Daimler plans German trials for self-driving trucks


Daimler hopes to gain approval to test its self-driving trucks around Stuttgart

Daimler plans German trials for self-driving trucks
Daimler's Freightliner Cascadia.

 

Automotive manufacturer Daimler is planning to test its autonomous trucks on German roads within months, and foresees self-driving heavy vehicles will begin production in two to three years.

In an interview with German newspaper Frankfurter Allgemeine Sonntagszeitung, Daimler AG board member Wolfgang Bernhard predicts approval for road trials in Daimler’s home state of Baden-Wuerttemberg will be given within weeks. He says the company has already planned nationwide tests.

"We are positive that we will get approval for tests on German motorways within the next weeks," Bernhard is quoted as saying.

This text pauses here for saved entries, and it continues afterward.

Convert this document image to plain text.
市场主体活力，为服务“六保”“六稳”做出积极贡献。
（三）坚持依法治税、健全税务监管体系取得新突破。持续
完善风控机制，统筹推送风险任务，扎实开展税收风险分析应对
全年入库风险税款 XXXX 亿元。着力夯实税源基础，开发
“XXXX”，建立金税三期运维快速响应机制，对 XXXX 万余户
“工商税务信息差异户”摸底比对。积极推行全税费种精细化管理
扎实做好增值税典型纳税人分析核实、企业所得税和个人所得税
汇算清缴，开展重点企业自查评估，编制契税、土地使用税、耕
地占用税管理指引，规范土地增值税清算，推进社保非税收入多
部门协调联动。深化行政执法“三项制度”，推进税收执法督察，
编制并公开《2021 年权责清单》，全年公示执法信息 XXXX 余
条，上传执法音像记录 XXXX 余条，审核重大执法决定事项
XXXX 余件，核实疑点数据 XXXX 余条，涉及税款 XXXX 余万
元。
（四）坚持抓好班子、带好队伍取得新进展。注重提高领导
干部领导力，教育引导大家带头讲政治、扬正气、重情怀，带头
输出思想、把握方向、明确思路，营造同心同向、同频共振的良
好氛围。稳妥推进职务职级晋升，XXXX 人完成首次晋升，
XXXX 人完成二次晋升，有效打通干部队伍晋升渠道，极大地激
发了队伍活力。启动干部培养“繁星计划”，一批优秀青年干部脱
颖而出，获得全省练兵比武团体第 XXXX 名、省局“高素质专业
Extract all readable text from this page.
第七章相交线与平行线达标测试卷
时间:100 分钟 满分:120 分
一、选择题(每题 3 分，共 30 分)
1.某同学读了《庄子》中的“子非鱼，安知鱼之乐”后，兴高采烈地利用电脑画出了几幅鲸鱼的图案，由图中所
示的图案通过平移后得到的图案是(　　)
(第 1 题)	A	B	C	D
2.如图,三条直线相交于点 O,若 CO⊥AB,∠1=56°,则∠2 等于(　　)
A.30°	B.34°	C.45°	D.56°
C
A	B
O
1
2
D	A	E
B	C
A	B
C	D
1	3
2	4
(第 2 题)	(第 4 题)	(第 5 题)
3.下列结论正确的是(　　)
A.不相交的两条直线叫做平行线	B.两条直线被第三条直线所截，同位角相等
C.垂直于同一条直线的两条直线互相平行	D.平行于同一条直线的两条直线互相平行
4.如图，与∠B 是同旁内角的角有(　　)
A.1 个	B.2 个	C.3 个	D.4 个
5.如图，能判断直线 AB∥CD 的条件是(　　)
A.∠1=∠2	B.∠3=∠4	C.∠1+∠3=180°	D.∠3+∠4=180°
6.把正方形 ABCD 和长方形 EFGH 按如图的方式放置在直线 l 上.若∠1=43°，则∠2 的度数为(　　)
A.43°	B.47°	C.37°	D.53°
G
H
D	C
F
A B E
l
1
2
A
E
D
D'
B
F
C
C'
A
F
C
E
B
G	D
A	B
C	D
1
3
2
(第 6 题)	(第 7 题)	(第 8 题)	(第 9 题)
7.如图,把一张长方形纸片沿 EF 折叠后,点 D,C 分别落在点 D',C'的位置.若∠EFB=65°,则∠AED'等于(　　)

"Then we will start immediately."

Daimler became the first manufacturer to gain registration approval for its self-driving Freightliner Inspiration truck in May.

"Today, Freightliner and Nevada are pioneering something real big, a solution to a global challenge," Bernhard said at the launch.

"Ninety per cent of truck accidents are caused by driver error."

"But we’ve measured the brain activity of drivers when they are behind the wheel and found that their drowsiness and fatigue was reduced by 20 per cent when using autonomous systems."

Launched over the Hoover Dam near Las Vegas, Nevada, the Freightliner Cascadia is a level three autonomous vehicle requiring a driver to be present in the truck.

Daimler’s truck utilises a high-tech network of cameras, sensors and radar systems to analyse the road, upcoming markings and vehicles ahead to maintain distances and correctly adjust speed.

The autonomous vehicle market has been a competitive topic in North America in recent years, with Google trialling its own self-driving cars in Austin, Texas.

Just this month, the topic gained momentum in Australia with the Australian Road Research Board announcing a series of trials in South Australia.

The November trials, evaluating the merits of autonomous cars, will take place on closed-off parts of the Southern Expressway in Adelaide, Adelaide Airport, and the Tonsley Innovation Park.